Al grido di “Vergogna!“, la sala in cui si stava tenendo l’incontro elettorale, si svuota velocemente. Un fuggi fuggi generale che fa bloccare anche la diretta su Facebook. Una scena che gli autori del sito “Roma Fa schifo“, vicino, per loro stessa ammissione, al M5S, definiscono “onestamente raccapricciante”.

In effetti a guardare il video, si rimane senza parole. Non solo per la rabbia e la preoccupazione che si percepisce nella sala, non solo per la frase di Stefano Vignaroli, deputato della Repubblica, che presentava il programma-rifiuti del MoVimento e commenta l’accaduto con una frase del tutto fuori luogo: “cioè a Piana del Sole non si vede un vigile nemmeno…” come a giustificare la rabbia dei sostenitori grillini, ma soprattutto per l’impassibilità della Raggi. La candidata infatti, oltre ad accennare un sorrisetto, non fa nient’altro. Ci saremo aspettati una presa di distanza dai commenti negativi contro i vigili se non addirittura un plauso all’azione delle forze dell’ordine: invece la Raggi non fa niente. E’ questo il modello per Roma che ha in testa la candidata grillina? Assecondare le più istintive pulsioni dei cittadini per mantenere un po’ di consenso? 
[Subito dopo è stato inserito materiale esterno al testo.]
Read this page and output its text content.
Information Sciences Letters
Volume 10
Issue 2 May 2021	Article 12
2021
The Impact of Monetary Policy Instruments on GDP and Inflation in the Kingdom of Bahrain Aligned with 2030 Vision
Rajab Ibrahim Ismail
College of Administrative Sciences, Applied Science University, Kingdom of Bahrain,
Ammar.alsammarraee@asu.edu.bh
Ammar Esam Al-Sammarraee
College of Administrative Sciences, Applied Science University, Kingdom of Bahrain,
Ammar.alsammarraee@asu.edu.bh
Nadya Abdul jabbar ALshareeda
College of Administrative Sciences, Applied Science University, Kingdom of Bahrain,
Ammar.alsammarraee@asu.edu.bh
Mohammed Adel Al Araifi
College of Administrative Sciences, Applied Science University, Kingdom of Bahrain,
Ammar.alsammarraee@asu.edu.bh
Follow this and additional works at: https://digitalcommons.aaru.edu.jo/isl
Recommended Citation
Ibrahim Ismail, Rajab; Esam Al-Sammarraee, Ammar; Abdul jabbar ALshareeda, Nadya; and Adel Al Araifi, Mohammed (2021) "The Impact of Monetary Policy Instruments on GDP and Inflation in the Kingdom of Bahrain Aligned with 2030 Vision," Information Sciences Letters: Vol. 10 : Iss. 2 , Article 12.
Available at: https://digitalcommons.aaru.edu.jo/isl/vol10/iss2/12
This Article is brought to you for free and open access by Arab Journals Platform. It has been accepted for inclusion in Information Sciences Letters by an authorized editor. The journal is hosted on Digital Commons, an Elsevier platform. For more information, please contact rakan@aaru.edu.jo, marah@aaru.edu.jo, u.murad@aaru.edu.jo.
Non siamo i soli a chiedercelo, anche nella redazione di “Roma fa schifo” qualche dubbio sulla diversità “antropologica” del MoVimento comincia a venire: “Onestamente noi non abbiamo creduto ai nostri occhi. – si legge nel loro sito – Come sapete in definitiva tifiamo (nelle prossime settimane contestualizzeremo meglio il ragionamento politico) per una vittoria del Movimento 5 Stelle, ma ogni giorno arrivano indizi sempre più consistenti sul fatto che, stelle o non stelle, i militanti di questo movimento sotto sotto sempre romani sono. Esattamente identici ai romani del PD, ai romani della Meloni e ai romani di Marchini. Perché a Roma il problema non è politico, non è di legalità, non è di onestà. Sotto sotto il problema a Roma è un problema antropologico. Pressoché imbattibile. Tristezza”.